India
36 voyages
Kaziranga National Park occupies a broad floodplain along the southern bank of the Brahmaputra River in the northeastern Indian state of Assam, protecting one of the last great concentrations of megafauna in Asia. This UNESCO World Heritage Site, covering 430 square kilometers of tall elephant grass, marshland, and tropical forest, is home to two-thirds of the world's one-horned rhinoceros — over 2,400 individuals of a species that was hunted to near extinction in the early twentieth century before Kaziranga's establishment as a reserve in 1908.
The Indian one-horned rhinoceros is Kaziranga's star attraction, but the park's wildlife roster reads like a catalogue of Asian megafauna. It supports the highest density of Bengal tigers of any protected area in the world, along with Asian elephants, wild water buffalo, swamp deer, hoolock gibbons, and the endangered Ganges river dolphin in the Brahmaputra's channels. The park's birdlife is extraordinary: over 500 species have been recorded, including the globally threatened Bengal florican, greater adjutant stork, and white-winged wood duck.

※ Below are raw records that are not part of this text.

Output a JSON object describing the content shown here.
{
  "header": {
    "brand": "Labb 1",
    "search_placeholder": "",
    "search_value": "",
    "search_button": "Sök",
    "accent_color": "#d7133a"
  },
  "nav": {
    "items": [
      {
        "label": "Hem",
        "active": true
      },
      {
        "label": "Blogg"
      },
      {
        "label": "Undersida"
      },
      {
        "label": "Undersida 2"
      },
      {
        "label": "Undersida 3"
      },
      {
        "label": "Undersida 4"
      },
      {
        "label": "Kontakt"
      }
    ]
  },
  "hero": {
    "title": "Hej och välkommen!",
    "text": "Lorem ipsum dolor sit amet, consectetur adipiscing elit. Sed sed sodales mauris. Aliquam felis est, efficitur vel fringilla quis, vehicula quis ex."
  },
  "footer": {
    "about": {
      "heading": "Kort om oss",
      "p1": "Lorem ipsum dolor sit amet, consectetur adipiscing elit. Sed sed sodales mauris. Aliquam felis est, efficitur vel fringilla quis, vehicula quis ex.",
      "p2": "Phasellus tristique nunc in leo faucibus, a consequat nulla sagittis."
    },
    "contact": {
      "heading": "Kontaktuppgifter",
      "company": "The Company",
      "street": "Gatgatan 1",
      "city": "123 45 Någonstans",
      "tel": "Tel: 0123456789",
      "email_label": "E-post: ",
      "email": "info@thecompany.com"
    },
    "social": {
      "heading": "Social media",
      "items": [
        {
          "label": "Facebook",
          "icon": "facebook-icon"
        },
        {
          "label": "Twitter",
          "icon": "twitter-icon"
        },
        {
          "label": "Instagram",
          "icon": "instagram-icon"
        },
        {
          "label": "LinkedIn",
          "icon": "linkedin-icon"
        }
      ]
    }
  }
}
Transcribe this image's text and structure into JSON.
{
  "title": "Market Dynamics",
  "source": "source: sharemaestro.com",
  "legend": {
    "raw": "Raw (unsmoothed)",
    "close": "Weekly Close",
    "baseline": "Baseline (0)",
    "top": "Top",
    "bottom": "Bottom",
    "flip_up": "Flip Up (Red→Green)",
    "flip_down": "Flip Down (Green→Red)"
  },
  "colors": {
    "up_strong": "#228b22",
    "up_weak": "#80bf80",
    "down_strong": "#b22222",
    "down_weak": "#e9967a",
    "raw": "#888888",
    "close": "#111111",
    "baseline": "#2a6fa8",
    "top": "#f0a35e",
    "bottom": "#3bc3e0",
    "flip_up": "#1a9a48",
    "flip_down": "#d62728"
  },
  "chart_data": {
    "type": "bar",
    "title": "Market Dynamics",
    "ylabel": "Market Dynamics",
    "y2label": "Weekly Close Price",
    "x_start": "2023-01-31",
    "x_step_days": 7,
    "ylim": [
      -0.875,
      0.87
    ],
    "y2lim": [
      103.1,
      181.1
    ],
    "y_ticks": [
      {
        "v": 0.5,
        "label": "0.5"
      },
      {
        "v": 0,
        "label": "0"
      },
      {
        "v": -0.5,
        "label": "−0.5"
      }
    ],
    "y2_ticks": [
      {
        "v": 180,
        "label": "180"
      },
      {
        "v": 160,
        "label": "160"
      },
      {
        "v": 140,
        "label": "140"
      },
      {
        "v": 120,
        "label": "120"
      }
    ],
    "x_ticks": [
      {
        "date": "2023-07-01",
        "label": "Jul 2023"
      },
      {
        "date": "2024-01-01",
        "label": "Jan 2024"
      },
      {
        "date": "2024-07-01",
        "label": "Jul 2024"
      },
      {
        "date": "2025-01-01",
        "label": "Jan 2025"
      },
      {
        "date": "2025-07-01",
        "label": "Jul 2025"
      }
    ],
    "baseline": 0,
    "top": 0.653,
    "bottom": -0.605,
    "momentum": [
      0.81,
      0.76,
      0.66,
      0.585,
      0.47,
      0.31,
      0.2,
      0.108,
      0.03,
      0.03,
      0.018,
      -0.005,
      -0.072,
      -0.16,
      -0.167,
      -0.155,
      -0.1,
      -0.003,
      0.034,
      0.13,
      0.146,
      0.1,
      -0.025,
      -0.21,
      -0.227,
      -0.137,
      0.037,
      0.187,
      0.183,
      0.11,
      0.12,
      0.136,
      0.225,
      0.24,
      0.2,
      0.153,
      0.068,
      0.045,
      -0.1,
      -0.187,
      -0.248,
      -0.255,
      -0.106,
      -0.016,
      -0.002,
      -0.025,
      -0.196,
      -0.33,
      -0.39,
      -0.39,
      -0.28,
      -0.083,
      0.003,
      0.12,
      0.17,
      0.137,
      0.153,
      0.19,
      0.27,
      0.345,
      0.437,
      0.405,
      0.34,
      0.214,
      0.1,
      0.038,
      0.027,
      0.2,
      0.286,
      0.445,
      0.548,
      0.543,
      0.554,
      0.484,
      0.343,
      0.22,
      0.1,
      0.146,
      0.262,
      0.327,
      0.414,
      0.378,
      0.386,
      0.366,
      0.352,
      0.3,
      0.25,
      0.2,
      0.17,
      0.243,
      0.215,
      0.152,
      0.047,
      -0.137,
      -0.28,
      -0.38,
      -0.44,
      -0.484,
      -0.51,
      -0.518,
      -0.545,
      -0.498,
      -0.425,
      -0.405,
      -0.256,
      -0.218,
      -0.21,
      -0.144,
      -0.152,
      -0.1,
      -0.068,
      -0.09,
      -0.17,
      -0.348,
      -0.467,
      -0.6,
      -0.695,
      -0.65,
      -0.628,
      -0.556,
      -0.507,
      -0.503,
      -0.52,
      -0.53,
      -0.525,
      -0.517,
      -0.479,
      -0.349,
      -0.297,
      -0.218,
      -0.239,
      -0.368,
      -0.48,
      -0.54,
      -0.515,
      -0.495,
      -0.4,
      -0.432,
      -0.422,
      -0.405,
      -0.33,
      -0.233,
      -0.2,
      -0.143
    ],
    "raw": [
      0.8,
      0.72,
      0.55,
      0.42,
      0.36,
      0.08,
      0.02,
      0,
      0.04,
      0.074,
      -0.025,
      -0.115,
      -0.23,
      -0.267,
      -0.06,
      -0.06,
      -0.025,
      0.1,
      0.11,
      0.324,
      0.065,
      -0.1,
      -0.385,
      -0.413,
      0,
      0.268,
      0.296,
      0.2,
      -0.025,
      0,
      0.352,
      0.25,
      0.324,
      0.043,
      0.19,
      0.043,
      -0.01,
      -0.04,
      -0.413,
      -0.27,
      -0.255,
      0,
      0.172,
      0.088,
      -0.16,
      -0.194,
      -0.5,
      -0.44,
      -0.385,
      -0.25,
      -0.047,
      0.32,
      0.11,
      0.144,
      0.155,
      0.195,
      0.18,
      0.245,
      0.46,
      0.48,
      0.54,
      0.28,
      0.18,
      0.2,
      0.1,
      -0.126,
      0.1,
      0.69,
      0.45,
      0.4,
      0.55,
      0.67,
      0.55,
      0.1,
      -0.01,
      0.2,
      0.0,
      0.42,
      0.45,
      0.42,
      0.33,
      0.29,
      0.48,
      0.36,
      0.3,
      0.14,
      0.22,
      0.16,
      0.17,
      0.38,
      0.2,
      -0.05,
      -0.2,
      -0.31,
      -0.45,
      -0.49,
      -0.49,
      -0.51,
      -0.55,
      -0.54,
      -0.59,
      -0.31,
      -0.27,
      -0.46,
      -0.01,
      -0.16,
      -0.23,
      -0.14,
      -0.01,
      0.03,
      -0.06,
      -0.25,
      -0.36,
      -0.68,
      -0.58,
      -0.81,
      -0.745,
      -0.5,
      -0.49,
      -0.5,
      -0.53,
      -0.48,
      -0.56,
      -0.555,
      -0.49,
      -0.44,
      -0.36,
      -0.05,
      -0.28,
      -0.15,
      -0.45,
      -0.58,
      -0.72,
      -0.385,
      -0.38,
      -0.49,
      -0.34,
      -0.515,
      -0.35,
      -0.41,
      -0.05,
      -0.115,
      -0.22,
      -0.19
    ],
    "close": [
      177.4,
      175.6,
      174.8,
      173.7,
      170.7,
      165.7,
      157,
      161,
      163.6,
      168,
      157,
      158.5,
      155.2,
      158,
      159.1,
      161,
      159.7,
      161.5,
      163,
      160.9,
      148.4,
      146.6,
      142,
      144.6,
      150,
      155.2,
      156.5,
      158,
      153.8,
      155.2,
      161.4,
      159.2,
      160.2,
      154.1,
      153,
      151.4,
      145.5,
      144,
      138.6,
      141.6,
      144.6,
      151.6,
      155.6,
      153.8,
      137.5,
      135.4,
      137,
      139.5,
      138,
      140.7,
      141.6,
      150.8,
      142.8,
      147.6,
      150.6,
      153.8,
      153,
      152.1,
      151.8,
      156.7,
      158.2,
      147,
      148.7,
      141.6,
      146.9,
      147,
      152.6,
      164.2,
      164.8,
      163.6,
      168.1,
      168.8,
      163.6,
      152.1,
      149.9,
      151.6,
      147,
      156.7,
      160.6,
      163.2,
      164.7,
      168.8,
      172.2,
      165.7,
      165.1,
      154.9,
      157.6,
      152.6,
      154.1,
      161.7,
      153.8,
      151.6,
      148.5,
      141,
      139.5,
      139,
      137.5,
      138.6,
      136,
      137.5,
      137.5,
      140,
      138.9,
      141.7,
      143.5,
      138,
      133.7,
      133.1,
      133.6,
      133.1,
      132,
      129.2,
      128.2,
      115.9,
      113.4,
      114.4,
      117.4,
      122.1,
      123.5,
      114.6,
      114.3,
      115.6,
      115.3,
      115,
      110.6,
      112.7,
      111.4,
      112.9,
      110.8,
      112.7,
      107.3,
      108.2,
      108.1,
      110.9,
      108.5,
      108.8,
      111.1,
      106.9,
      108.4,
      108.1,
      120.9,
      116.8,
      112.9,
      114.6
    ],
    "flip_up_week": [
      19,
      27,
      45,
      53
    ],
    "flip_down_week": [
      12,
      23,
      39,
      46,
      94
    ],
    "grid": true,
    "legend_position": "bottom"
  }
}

Safari experiences in Kaziranga are among the most rewarding in Asia. Jeep safaris through the park's four ranges — Kohora, Bagori, Agaratoli, and Burapahar — traverse landscapes that shift from towering elephant grass (reaching heights of four meters, tall enough to hide a rhino) to open marshes where herds of wild buffalo graze and elephants wade through shallow water. Elephant-back safaris, while increasingly debated on welfare grounds, have traditionally offered closer approaches to rhinoceros in the dense grass. The park's guides are knowledgeable and passionate, and close encounters with rhinos — sometimes at distances of just ten meters — are common.
The Brahmaputra River, which borders the park to the north, is one of the world's great rivers — flowing over 2,900 kilometers from Tibet through Assam to Bangladesh and the Bay of Bengal. River cruises on the Brahmaputra provide a unique perspective on Kaziranga, approaching the park from the water and observing the floodplain ecosystem from a distance. The annual monsoon flooding, which inundates much of the park from June through September, is both a destructive and regenerative force — displacing wildlife to higher ground but also depositing the nutrient-rich sediment that sustains the park's extraordinary productivity.
Kaziranga is accessible from the town of Golaghat or the city of Guwahati, Assam's capital, approximately five hours by road. River cruise ships on the Brahmaputra can arrange shore excursions into the park. The park is open from November through April, with February through March generally considered the best period for wildlife viewing — the grass is shorter, water levels have receded, and animals congregate around remaining water sources. The monsoon closure (May through October) allows the ecosystem to regenerate. Kaziranga is a conservation triumph — proof that with sufficient political will and local engagement, even the most endangered species can be brought back from the brink.